負一萬埃 is converted to 1.0000000000000006e-16.
一萬埃 is converted to -1.0000000000000006e-16.
And currently there is even assert.equal(hanzi2num("三千萬埃"), 2.9990000000000027e-13); in src/test/test.js.
None of them seem to be correct.

@carlyu99
Copy link

Also, there are problems in converting numbers to hanzi.
For example, the output of 吾有一數曰一又一絲書之 is 一又九忽九微.
In particular, num2hanzi(1.0001) results in 一又九忽九微.

@LingDong-
Copy link
Member

I believe some of oddities are due to floating point precision problems.
The problem with 萬埃 is indeed a bug, i think.
Because 萬埃 (10^4埃) is 塵. The parser did not expect it. But I guess it should be allowed. Similarly 一萬萬 一億億 should also be allowed. But 一千百 doesn't sound right.
I'll look into it! Thanks a lot for spotting the issue.

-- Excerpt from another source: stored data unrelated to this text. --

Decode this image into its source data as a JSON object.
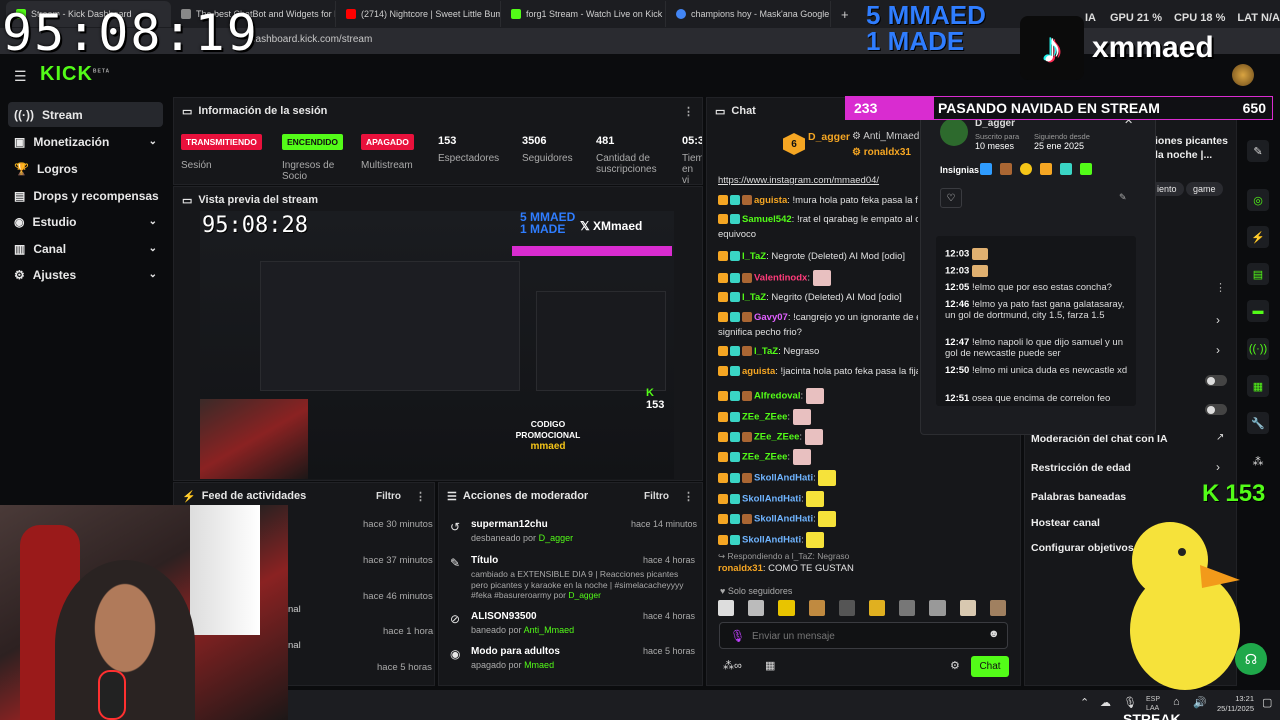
{
  "browser": {
    "tabs": [
      {
        "label": "Stream - Kick Dashboard",
        "color": "#53fc18"
      },
      {
        "label": "The best ChatBot and Widgets for K",
        "color": "#888888"
      },
      {
        "label": "(2714) Nightcore | Sweet Little Bumb",
        "color": "#ff0000"
      },
      {
        "label": "forg1 Stream - Watch Live on Kick",
        "color": "#53fc18"
      },
      {
        "label": "champions hoy - Mask'ana Google",
        "color": "#4285f4"
      }
    ],
    "new_tab": "+",
    "url": "dashboard.kick.com/stream"
  },
  "overlay": {
    "clock_main": "95:08:19",
    "mmaed_line1": "5 MMAED",
    "mmaed_line2": "1 MADE",
    "tiktok_handle": "xmmaed",
    "gpu_label": "GPU",
    "gpu_value": "21 %",
    "cpu_label": "CPU",
    "cpu_value": "18 %",
    "lat_label": "LAT",
    "lat_value": "N/A",
    "ia_partial": "IA"
  },
  "kick": {
    "logo": "KICK",
    "beta": "BETA"
  },
  "sidebar": {
    "items": [
      {
        "label": "Stream",
        "icon": "stream-icon",
        "chevron": false,
        "active": true
      },
      {
        "label": "Monetización",
        "icon": "money-icon",
        "chevron": true,
        "active": false
      },
      {
        "label": "Logros",
        "icon": "trophy-icon",
        "chevron": false,
        "active": false
      },
      {
        "label": "Drops y recompensas",
        "icon": "gift-icon",
        "chevron": false,
        "active": false
      },
      {
        "label": "Estudio",
        "icon": "studio-icon",
        "chevron": true,
        "active": false
      },
      {
        "label": "Canal",
        "icon": "channel-icon",
        "chevron": true,
        "active": false
      },
      {
        "label": "Ajustes",
        "icon": "gear-icon",
        "chevron": true,
        "active": false
      }
    ]
  },
  "session": {
    "title": "Información de la sesión",
    "badges": [
      {
        "text": "TRANSMITIENDO",
        "caption": "Sesión"
      },
      {
        "text": "ENCENDIDO",
        "caption": "Ingresos de Socio"
      },
      {
        "text": "APAGADO",
        "caption": "Multistream"
      }
    ],
    "stats": [
      {
        "value": "153",
        "label": "Espectadores"
      },
      {
        "value": "3506",
        "label": "Seguidores"
      },
      {
        "value": "481",
        "label": "Cantidad de suscripciones"
      },
      {
        "value": "05:3",
        "label": "Tiem en vi"
      }
    ]
  },
  "preview": {
    "title": "Vista previa del stream",
    "clock": "95:08:28",
    "mmaed_line1": "5 MMAED",
    "mmaed_line2": "1 MADE",
    "x_handle": "XMmaed",
    "promo_line1": "CODIGO",
    "promo_line2": "PROMOCIONAL",
    "promo_line3": "mmaed",
    "viewers": "153"
  },
  "activity": {
    "title": "Feed de actividades",
    "filter": "Filtro",
    "times": [
      "hace 30 minutos",
      "hace 37 minutos",
      "hace 46 minutos",
      "hace 1 hora",
      "hace 5 horas"
    ],
    "partial": [
      "nal",
      "nal"
    ]
  },
  "mod": {
    "title": "Acciones de moderador",
    "filter": "Filtro",
    "rows": [
      {
        "title": "superman12chu",
        "detail": "desbaneado por",
        "by": "D_agger",
        "time": "hace 14 minutos",
        "icon": "undo-icon"
      },
      {
        "title": "Título",
        "detail": "cambiado a EXTENSIBLE DIA 9 | Reacciones picantes pero picantes y karaoke en la noche | #simelacacheyyyy #feka #basureroarmy por",
        "by": "D_agger",
        "time": "hace 4 horas",
        "icon": "edit-icon"
      },
      {
        "title": "ALISON93500",
        "detail": "baneado por",
        "by": "Anti_Mmaed",
        "time": "hace 4 horas",
        "icon": "ban-icon"
      },
      {
        "title": "Modo para adultos",
        "detail": "apagado por",
        "by": "Mmaed",
        "time": "hace 5 horas",
        "icon": "adult-icon"
      }
    ]
  },
  "chat": {
    "title": "Chat",
    "pinned_user": "D_agger",
    "pinned_level": "6",
    "pinned_mod": "Anti_Mmaed",
    "pinned_user2": "ronaldx31",
    "link": "https://www.instagram.com/mmaed04/",
    "messages": [
      {
        "user": "aguista",
        "color": "#f5a623",
        "text": "!mura hola pato feka pasa la fija para"
      },
      {
        "user": "Samuel542",
        "color": "#53fc18",
        "text": "!rat el qarabag le empato al chel"
      },
      {
        "user": "",
        "color": "#ffffff",
        "text": "equivoco"
      },
      {
        "user": "l_TaZ",
        "color": "#53fc18",
        "text": "Negrote (Deleted)  AI Mod  [odio]"
      },
      {
        "user": "Valentinodx",
        "color": "#ff3b7a",
        "text": ""
      },
      {
        "user": "l_TaZ",
        "color": "#53fc18",
        "text": "Negrito (Deleted)  AI Mod  [odio]"
      },
      {
        "user": "Gavy07",
        "color": "#e060ff",
        "text": "!cangrejo yo un ignorante de el f"
      },
      {
        "user": "",
        "color": "#ffffff",
        "text": "significa pecho frio?"
      },
      {
        "user": "l_TaZ",
        "color": "#53fc18",
        "text": "Negraso"
      },
      {
        "user": "aguista",
        "color": "#f5a623",
        "text": "!jacinta hola pato feka pasa la fija pa"
      },
      {
        "user": "Alfredoval",
        "color": "#53fc18",
        "text": ""
      },
      {
        "user": "ZEe_ZEee",
        "color": "#53fc18",
        "text": ""
      },
      {
        "user": "ZEe_ZEee",
        "color": "#53fc18",
        "text": ""
      },
      {
        "user": "ZEe_ZEee",
        "color": "#53fc18",
        "text": ""
      },
      {
        "user": "SkollAndHati",
        "color": "#6fb4ff",
        "text": ""
      },
      {
        "user": "SkollAndHati",
        "color": "#6fb4ff",
        "text": ""
      },
      {
        "user": "SkollAndHati",
        "color": "#6fb4ff",
        "text": ""
      },
      {
        "user": "SkollAndHati",
        "color": "#6fb4ff",
        "text": ""
      }
    ],
    "reply_to": "Respondiendo a l_TaZ: Negraso",
    "last_user": "ronaldx31",
    "last_text": "COMO TE GUSTAN",
    "followers_only": "Solo seguidores",
    "placeholder": "Enviar un mensaje",
    "send": "Chat"
  },
  "banner": {
    "count": "233",
    "title": "PASANDO NAVIDAD EN STREAM",
    "viewers": "650"
  },
  "popup": {
    "user": "D_agger",
    "sub_label": "Suscrito para",
    "sub_value": "10 meses",
    "follow_label": "Siguiendo desde",
    "follow_value": "25 ene 2025",
    "badges_label": "Insignias",
    "log": [
      {
        "time": "12:03",
        "text": ""
      },
      {
        "time": "12:03",
        "text": ""
      },
      {
        "time": "12:05",
        "text": "!elmo que por eso estas concha?"
      },
      {
        "time": "12:46",
        "text": "!elmo ya pato fast gana galatasaray, un gol de dortmund, city 1.5, farza 1.5"
      },
      {
        "time": "12:47",
        "text": "!elmo napoli lo que dijo samuel y un gol de newcastle puede ser"
      },
      {
        "time": "12:50",
        "text": "!elmo mi unica duda es newcastle xd"
      },
      {
        "time": "12:51",
        "text": "osea que encima de correlon feo"
      }
    ]
  },
  "right_panel": {
    "title_partial1": "iones picantes",
    "title_partial2": "la noche |...",
    "tag1": "iento",
    "tag2": "game",
    "menu": [
      {
        "label": "Moderación del chat con IA",
        "icon": "external-icon"
      },
      {
        "label": "Restricción de edad",
        "icon": "chevron-right-icon"
      },
      {
        "label": "Palabras baneadas",
        "icon": ""
      },
      {
        "label": "Hostear canal",
        "icon": ""
      },
      {
        "label": "Configurar objetivos",
        "icon": "chevron-right-icon"
      }
    ],
    "viewers_overlay": "153"
  },
  "taskbar": {
    "lang1": "ESP",
    "lang2": "LAA",
    "time": "13:21",
    "date": "25/11/2025",
    "stream_partial": "STREAK"
  }
}
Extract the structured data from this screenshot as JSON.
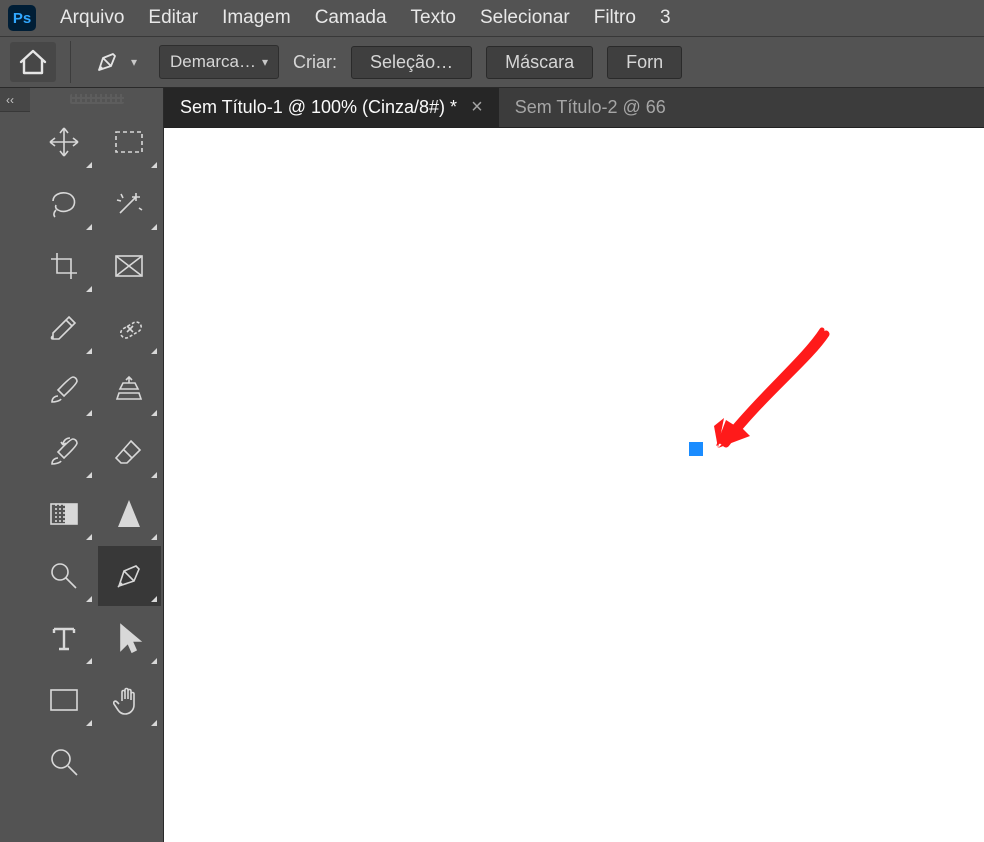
{
  "app": {
    "logo_text": "Ps"
  },
  "menu": {
    "items": [
      "Arquivo",
      "Editar",
      "Imagem",
      "Camada",
      "Texto",
      "Selecionar",
      "Filtro",
      "3"
    ]
  },
  "options": {
    "mode_label": "Demarca…",
    "create_label": "Criar:",
    "selection_btn": "Seleção…",
    "mask_btn": "Máscara",
    "shape_btn": "Forn"
  },
  "panel": {
    "collapse_label": "‹‹"
  },
  "tabs": {
    "active": "Sem Título-1 @ 100% (Cinza/8#) *",
    "inactive": "Sem Título-2 @ 66"
  },
  "tools": {
    "names": [
      "move-tool",
      "marquee-tool",
      "lasso-tool",
      "magic-wand-tool",
      "crop-tool",
      "frame-tool",
      "eyedropper-tool",
      "spot-heal-tool",
      "brush-tool",
      "clone-stamp-tool",
      "history-brush-tool",
      "eraser-tool",
      "gradient-tool",
      "blur-tool",
      "dodge-tool",
      "pen-tool",
      "type-tool",
      "path-selection-tool",
      "rectangle-tool",
      "hand-tool",
      "zoom-tool"
    ]
  },
  "canvas": {
    "anchor_color": "#1a8cff"
  }
}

@LingDong- LingDong- added the bug Something isn't working label Dec 18, 2019
@pinxue
Copy link

pinxue commented Dec 20, 2019

It seems not consistent:

吾有一數曰三萬三書之;吾有一數曰三萬三千三書之

三萬零三
三萬三千三百

@LingDong-
Copy link
Member

@pinxue Thanks for spotting the bug. I'll fix it. Meanwhile if someone good with numbers can take a look at hanzi2num.js it would be very much appreciated.

@LingDong- LingDong- added the help wanted Extra attention is needed label Dec 20, 2019
@farteryhr
Copy link

farteryhr commented Dec 20, 2019

i once passed by an accurate (i came up with many test cases and it worked well) Chinese-to-number converter with very good handling of 零's, omitted last unit, mixed arabics and supports decimal point. also it supports to near 1e16 due to using double precision number, failing on 九千零七兆一千九百九十二亿五千四百七十四万零九百九十三.
oops the original website is down, but the archived version works.
https://web.archive.org/web/20190410215628/https://toshuo.com/chinese-tools/chinese-number-tool/#

most of others only deals with 1e12 range and 0.01 precision.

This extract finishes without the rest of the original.